On the outside is Watt; he’s the drug connection as well as the thug who stalks Lorna and Caitlin. Watt is even more dangerous because of his envy of Glass. Watt’s own wife and daughter were murdered. Or were they? And, by the way, Watt is Mafia’s estranged brother.

Glass’s story unfolds in Guthrie’s concise, rapid-fire, twisted, terrifying, and often funny manner. Guthrie has his own style of humor, one mode being farce. For example, Nick Glass’s first attempt to be a hero finds him inadvertently running into the filming of a porn scene. Then there’s the gross humor. In an earlier Guthrie novel a character chops off two of a guy’s fingers and rams them . . . nevermind where . . . and throws him out into the street. What kind of mind thinks of that? But soon the reader will see the humor in the disgusting scene; it’s one of many darkly funny tricks Guthrie plays on the reader. Scenes like that one appear in Slammer—so be on the lookout.

Speaking of Guthrie’s skill at mind tricks, his third-person narration of the book comes from deep inside the mind of Glass. When Glass is confused or deluded, so is the reader; when Glass comes to a shocking realization, so does the reader.
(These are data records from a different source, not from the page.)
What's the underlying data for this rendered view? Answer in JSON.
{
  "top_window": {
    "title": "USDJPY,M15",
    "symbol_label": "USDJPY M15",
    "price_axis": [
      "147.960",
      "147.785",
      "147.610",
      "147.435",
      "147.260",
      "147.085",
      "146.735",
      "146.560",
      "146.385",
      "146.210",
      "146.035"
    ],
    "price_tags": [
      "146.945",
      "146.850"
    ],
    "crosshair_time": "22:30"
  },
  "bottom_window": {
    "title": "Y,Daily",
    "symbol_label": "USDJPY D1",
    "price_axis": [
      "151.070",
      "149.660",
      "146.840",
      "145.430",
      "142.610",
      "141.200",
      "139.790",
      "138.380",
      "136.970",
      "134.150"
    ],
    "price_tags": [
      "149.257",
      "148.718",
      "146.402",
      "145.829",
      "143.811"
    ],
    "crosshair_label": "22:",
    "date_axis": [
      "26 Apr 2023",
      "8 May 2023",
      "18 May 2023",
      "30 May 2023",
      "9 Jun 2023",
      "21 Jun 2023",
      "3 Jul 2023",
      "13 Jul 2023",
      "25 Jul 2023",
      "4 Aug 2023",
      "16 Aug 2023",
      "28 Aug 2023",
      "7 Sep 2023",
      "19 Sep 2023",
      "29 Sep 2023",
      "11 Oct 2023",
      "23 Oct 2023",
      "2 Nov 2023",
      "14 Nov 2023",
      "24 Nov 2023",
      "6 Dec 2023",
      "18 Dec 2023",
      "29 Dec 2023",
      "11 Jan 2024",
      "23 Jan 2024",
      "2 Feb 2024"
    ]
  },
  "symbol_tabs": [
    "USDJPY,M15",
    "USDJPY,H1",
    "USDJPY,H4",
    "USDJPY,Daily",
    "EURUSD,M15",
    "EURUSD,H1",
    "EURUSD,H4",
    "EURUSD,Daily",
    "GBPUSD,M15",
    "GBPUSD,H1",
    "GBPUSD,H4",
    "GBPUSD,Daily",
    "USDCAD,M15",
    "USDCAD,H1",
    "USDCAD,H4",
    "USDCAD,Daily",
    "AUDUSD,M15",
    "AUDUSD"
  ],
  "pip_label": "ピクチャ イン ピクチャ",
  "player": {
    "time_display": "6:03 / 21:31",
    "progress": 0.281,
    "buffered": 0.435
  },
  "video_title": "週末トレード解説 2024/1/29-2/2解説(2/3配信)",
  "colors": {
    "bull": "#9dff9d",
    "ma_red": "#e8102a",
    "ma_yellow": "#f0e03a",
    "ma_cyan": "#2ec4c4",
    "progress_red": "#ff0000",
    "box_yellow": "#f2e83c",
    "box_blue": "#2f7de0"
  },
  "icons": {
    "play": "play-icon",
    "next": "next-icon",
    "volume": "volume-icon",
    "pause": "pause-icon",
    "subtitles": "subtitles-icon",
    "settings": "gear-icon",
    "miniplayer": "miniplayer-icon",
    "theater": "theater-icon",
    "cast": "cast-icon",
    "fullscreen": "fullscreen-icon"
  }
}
During the course of Slammer, Glass’s mind unravels, carrying the reader on a bizarre psychological journey amid the fast-paced, unpredictable action—including a hostage-taking and an attempted prison break. The combination of mental unraveling and gripping action makes Slammer a true psychological thriller. Like other Guthrie books, Slammer may not be for everyone. Readers looking for finely-crafted Chandler-esque prose should search elsewhere. And the same goes for those who don’t enjoy gross farce. But for Guthrie fans and newcomers, Slammer takes readers on a blood-splattered 100-mile-per-hour frightening yet farcical joyride down a dark, dark highway. That’s vintage Guthrie. It’s the addition of the deep psychological element that makes Slammer perhaps Guthrie’s best thriller yet.